Any permutable subgroup of a finite group is a subnormal subgroup. In particular, it is a permutable subnormal subgroup.

Related facts

Similar facts

• Conjugate-permutable implies subnormal in finite
• Permutable implies ascendant
• Permutable implies locally subnormal
• Permutable implies subnormal in finitely generated

Generalizations of proof technique

• Max-equivalent to normal and intermediate subgroup condition implies subnormal in finite: Other examples of this proof technique are:
  • Conjugate-permutable implies subnormal in finite

Facts used

1. Maximal permutable implies normal
2. Permutability satisfies intermediate subgroup condition

Proof

Given: A finite group ${\displaystyle G}$, a permutable subgroup ${\displaystyle H}$ of ${\displaystyle G}$.

To prove: ${\displaystyle H}$ is subnormal in ${\displaystyle G}$.

Proof: We prove this by induction on the order of ${\displaystyle G}$.

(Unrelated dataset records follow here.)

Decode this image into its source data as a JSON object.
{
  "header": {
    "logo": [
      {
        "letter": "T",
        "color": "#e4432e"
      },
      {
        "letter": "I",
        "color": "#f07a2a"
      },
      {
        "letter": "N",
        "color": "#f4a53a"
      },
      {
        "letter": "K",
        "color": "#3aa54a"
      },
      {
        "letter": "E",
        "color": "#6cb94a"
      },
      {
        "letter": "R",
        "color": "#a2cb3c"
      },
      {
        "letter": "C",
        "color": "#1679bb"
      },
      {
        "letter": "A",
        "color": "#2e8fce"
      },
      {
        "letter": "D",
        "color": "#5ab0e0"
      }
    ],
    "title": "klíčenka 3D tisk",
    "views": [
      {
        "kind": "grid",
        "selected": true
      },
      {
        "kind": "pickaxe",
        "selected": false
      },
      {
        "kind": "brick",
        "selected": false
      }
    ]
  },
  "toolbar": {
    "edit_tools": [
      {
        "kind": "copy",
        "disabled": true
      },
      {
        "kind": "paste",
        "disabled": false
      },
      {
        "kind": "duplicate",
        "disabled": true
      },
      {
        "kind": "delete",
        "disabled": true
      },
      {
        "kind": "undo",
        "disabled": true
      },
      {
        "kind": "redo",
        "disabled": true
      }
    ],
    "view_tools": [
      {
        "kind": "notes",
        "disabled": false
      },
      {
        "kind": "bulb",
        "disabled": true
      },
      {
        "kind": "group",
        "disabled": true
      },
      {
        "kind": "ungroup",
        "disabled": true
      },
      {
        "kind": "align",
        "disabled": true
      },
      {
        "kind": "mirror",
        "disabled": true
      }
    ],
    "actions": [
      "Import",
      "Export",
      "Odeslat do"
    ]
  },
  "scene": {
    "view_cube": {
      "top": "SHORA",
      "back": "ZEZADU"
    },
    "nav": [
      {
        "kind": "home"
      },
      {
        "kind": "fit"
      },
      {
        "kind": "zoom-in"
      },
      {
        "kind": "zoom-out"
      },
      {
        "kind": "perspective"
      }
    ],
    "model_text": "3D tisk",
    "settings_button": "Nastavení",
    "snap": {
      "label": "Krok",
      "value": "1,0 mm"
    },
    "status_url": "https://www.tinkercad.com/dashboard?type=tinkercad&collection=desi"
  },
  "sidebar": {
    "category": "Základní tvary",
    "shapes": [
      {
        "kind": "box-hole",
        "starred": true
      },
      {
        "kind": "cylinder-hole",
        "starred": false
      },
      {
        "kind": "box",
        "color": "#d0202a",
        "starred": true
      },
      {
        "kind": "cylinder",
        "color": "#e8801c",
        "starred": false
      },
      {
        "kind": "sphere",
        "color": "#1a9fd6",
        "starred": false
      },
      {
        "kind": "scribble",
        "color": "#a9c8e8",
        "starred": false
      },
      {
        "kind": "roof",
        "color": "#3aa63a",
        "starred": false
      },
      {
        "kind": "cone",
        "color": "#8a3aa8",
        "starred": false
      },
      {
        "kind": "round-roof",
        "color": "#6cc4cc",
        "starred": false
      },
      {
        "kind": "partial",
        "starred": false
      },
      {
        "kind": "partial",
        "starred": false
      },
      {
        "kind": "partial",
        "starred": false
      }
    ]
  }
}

If ${\displaystyle H=G}$, we are done. Otherwise:

1. Let ${\displaystyle K}$ be a maximal element among the proper permutable subgroups of ${\displaystyle G}$ containing ${\displaystyle H}$. By fact (1), ${\displaystyle K}$ is normal in ${\displaystyle G}$.
2. By fact (2), ${\displaystyle H}$ is permutable in ${\displaystyle K}$, so induction on the order yields that ${\displaystyle H}$ is subnormal in ${\displaystyle K}$.
3. Thus, ${\displaystyle H}$ is subnormal in ${\displaystyle K}$ which is normal in ${\displaystyle G}$, so ${\displaystyle H}$ is subnormal in ${\displaystyle G}$.